Introduction

Artificial intelligence (AI), especially deep-learning AI, could estimate age with a mean absolute error (MAE) of 3.26 years, sex with a high area under the receiver operating characteristic curve (AUC) of 0.97, systolic blood pressure within an MAE of 11.23 mmHg, smoking habits (AUC = 0.71), and the presence of cardiac complications (AUC = 0.70) within the UK biobank and EyePACS dataset, utilizing inception-v3 model [1]. AI could also measure refraction (MAE: 0.56 diopter) using the TensorFlow framework based on data from the UK biobank and the Age-Related Eye Disease Study dataset [2]. In the context of the Beijing Eye study dataset, the Inception-Resnet-v2 model could predict axial length with an MAE of 0.56 mm [3], solely based on fundus photographs.

In particular, sex could be estimated with a probability of 97% [1]. However, identifying which factors are important in estimating individuals’ sex proved impossible, even when using attention heat maps or quantifying a few factors. Similar problems occur in the games of chess, Go, and Shogi. Deep-learning AI can predict the best move (the result); however, why the move is superior remains unknown [4]. Therefore, professional chess players need to study the reasons for AI moves. However, it is difficult for professionals to clarify the reason deep learning AI selects its moves; therefore, it is called black-box AI [5].
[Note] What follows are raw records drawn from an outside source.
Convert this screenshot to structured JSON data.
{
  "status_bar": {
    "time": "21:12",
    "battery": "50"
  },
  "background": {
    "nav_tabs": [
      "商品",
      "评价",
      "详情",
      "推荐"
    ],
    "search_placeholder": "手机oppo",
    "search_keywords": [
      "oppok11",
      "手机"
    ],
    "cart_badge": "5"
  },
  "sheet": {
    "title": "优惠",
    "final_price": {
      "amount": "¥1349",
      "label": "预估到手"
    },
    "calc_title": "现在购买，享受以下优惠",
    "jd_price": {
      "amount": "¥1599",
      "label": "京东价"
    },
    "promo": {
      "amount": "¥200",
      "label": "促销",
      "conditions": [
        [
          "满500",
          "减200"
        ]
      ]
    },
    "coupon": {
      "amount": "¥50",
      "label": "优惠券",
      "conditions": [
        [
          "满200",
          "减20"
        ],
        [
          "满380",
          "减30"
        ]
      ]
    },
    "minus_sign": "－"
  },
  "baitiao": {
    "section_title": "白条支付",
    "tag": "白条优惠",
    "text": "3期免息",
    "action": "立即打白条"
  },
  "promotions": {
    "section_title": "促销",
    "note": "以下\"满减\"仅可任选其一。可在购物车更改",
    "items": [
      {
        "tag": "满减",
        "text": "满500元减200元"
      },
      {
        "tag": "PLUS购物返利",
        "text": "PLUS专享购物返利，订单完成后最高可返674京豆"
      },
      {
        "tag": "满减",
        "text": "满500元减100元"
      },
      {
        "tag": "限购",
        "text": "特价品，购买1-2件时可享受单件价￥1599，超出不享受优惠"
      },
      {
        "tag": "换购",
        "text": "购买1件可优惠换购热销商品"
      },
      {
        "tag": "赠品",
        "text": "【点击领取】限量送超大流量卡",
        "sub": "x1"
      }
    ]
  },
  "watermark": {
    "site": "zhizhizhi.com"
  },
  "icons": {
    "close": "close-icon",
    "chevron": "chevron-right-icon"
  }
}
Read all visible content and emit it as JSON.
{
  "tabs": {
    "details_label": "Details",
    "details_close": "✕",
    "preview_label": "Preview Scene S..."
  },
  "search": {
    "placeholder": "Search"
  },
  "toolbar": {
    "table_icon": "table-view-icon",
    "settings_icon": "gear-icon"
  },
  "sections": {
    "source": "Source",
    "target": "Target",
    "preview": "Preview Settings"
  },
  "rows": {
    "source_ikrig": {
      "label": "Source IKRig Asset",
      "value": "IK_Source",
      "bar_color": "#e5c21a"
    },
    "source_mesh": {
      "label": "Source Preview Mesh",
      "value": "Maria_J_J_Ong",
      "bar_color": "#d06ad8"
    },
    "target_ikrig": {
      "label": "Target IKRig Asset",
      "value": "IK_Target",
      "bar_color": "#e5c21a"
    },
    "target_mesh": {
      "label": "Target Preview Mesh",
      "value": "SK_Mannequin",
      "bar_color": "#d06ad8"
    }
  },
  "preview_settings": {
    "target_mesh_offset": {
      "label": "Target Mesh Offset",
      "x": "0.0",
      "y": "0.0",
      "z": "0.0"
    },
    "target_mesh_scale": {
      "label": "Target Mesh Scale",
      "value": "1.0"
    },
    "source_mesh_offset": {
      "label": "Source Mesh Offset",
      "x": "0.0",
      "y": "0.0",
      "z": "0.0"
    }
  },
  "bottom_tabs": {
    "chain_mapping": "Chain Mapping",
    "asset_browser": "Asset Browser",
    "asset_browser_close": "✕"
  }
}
Conventional statistical methods, such as multiple regression analysis using many factors, have been proposed as possible methods for explaining AI making it possible to unravel this black box [5]. The ocular fundus is unique and has many different features. For example, there are large individual variations in the angle or trajectory of retinal vessels [6,7,8,9,10], the optic disc’s location and shape [11, 12], and the color of the peripapillary area [13,14,15,16]. Specifically, the trajectory of the arcade vessels correlates with the trajectory of infra- and supra-temporal thick retinal nerve fiber layer, and both tend to move closer to the fovea as the axial length increases [6,7,8,9,10]. We reported that L2 regularization ridge regression using these fundus parameters could determine sex with an accuracy rate of 77.9% in young adults (20s) [17], 63.2% in those aged 8.5 years [18], and 80.4% in those aged > 40 years [19]. Because multiple regression analysis was used, sex-specific differences were also found. The optic disc was oval-shaped, retinal vessels were closer to the fovea, and the peripapillary color of the fundus was more greenish in women compared with men [17,18,19].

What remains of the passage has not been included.